I have, for quite a while, provided modified versions of the code for my projects free of charge. However, the cost of webhosting for this site has tripled in the last couple of years and the little I make out of the pcbs I sell goes nowhere near covering this cost.
As of October 2017, I will be asking for a donation in exchange for providing custom modified code for my projects to help keep this site available.
A modification plus software to allow the Simple DDS VFO to be re-calibrated as often as you want without having to re-program the PIC has been added to the Simple DDS VFO page. Simple DDS VFO bug problem fixed. Code uploaded to webpage as version 'c'.
There is a bug in the Simple DDS VFO code. See Simple DDS VFO page for the problem and updated code. Included an add-on for the Simple VFO project to indicate which step size has been selected. Simple DDS VFO project updated and software file uploaded. The pushbutton on the encoder is used to change step size (step sizes 10Hz, 1kHz and 10kHz).
Noise Canceller kits now available.
Updated both the DDS Xtal Substitute and DDS Xtal Substitute Mark 2 projects into one project. The original webpages are available to download as PDF's.

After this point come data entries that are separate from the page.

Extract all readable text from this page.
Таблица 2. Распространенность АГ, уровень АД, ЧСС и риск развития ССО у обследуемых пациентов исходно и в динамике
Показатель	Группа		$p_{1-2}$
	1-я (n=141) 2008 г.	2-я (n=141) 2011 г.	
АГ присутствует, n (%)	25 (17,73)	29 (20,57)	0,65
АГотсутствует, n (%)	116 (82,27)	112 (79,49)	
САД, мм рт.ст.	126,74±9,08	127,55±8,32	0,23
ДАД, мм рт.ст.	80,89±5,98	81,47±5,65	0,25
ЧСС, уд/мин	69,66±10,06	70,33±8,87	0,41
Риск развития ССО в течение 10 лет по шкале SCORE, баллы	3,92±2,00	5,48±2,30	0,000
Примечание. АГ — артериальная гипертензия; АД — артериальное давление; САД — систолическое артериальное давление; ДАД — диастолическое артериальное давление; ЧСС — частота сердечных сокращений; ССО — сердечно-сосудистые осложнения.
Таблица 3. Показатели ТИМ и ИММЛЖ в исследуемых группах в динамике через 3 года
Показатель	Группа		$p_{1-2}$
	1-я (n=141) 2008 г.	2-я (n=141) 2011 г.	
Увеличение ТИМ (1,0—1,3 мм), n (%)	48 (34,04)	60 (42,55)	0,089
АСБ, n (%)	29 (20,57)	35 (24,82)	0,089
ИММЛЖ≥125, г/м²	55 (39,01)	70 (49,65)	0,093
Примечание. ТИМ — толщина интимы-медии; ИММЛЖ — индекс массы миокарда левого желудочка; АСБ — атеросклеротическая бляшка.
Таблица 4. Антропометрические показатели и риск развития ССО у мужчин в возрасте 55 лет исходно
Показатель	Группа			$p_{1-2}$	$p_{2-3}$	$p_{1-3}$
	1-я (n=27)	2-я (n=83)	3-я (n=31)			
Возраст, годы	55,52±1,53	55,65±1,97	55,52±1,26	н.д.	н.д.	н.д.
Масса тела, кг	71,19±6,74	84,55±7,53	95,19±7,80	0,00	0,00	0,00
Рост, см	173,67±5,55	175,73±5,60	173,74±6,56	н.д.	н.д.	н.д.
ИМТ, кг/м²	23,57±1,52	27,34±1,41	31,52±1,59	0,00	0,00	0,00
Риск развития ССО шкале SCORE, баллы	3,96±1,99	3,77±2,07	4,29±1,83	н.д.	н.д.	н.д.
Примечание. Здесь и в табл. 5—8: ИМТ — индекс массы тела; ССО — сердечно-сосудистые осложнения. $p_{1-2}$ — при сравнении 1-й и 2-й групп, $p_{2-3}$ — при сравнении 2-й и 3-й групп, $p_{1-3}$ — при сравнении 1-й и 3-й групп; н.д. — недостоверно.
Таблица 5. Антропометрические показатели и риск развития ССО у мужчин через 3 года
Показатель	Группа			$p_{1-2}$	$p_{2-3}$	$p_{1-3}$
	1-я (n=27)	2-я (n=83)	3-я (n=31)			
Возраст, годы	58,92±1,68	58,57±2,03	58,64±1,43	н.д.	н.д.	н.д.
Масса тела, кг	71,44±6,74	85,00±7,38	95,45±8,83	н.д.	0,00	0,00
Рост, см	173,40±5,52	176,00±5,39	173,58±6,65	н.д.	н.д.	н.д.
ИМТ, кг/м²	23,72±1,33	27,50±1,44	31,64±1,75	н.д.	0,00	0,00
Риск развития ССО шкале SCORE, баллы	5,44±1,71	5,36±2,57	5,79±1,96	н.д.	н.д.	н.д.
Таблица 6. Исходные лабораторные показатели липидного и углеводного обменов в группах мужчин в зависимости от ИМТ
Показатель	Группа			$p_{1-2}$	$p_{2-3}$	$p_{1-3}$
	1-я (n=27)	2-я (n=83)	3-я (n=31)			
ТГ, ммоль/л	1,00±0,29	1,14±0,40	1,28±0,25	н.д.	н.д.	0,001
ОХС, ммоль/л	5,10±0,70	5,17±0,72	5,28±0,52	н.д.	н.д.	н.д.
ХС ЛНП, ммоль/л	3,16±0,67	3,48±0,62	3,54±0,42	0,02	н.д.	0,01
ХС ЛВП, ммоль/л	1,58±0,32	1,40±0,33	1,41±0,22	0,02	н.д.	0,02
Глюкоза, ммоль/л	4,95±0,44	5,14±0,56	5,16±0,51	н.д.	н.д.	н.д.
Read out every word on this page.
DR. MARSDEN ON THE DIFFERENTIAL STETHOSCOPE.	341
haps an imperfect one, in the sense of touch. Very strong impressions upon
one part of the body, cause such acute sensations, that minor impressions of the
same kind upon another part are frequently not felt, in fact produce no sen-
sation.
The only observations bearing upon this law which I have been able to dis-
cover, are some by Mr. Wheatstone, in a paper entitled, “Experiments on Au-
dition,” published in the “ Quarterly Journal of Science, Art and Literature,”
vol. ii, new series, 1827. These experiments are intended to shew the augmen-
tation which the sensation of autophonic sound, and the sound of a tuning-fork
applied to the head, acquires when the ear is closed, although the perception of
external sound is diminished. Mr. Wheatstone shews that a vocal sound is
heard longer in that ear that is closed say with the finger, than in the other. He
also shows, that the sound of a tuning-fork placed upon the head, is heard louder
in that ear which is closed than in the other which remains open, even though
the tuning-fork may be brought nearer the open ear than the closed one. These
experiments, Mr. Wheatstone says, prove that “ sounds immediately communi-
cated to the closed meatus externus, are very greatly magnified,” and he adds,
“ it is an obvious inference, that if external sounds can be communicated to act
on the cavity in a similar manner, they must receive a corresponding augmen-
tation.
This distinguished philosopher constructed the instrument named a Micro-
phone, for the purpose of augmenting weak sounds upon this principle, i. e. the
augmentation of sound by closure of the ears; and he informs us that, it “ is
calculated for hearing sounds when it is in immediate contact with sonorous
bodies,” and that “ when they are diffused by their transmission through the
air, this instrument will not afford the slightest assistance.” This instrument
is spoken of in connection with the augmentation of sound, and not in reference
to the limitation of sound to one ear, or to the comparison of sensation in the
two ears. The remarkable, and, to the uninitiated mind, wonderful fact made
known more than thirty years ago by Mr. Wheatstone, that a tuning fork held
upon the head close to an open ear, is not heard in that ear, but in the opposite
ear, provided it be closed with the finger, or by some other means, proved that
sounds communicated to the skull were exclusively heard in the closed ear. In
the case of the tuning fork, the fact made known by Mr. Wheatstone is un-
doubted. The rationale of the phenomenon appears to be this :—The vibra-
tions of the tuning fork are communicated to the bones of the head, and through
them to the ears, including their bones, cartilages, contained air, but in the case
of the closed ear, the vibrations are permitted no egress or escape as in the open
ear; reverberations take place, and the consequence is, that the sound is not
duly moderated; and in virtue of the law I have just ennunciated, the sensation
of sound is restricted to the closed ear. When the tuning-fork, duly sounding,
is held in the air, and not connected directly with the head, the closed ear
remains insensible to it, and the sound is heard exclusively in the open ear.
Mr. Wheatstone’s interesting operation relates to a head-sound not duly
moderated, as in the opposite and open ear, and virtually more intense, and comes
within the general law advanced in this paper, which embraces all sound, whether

New project added - my version of the X-Phase noise canceller. PCB available and a kit of parts to follow soon
Or - a trap most have fallen into?
While working on another custom modification of the DDS Module, I spent about a week banging my head against the wall, cussing, using other nasty words and throwing things around the workshop. Why? Because the !#%$* encoder wouldn't work properly when the DDS code was modified and migrated to an 8 pin PIC. Nothing to do with the encoder changed in the code transplant other than the pins it was connected to. Even looking at an oscilloscope wasn't helping (it showed the problem, but wasn't helping). Instead of getting this: I was getting this: What on earth was going on? It was a brand new (if cheap) mechanical encoder. Tried changing pullup resistors and the value of the filtering caps (<- CLUE ) but nothing made any diference. Even went so far as to try Schmitt inverters and 'D' Flip Flops to try and cure the problem. Here is the snippet of the schematic as it relates to the encoder and I can tell you, the problem is right there, staring you in the face. Have you worked it out yet? Come on, it's simple when you know - keep trying. And no cheating by scrolling down. Annoying aren't I! Oh, all right, here's another clue - how are the caps supposed to discharge? Via the encoder when it's contacts connect to gnd I hear you say? Maybe so, but it's already too late by then. Besides, what are the caps supposed to do? Eliminate contact bounce, right? All right, stop yelling, here's the answer: Question, how can the caps eliminate contact bounce when they (the caps) are already fully charged and the software is configured as 'active low'? With 100n caps, the bounce time of the contacts is too fast to properly discharge the caps and the input pins of the PIC are high enough in resistance that they aren't going to help either, so nowhere for the spikes of contact bounce to go. Solution: This way, the caps are held discharged so that when the encoder contacts connect to ground, they are more easily able to absorb the small voltage fluctuations. With the values shown, I now get nice clean quadrature signals (don't be tempted to increase the value significantly, the trailing edge will develop a nasty curved appearance that will cause problems). Get out your scopes and cheapy mechanical encoders and try it. I know it solved my problem. (I had a couple of narky emails saying what a load of bull, but you can bet they didn't actually try it. Also, a couple of experimenters have reduced the caps to 1n and commented that it worked out better for them.)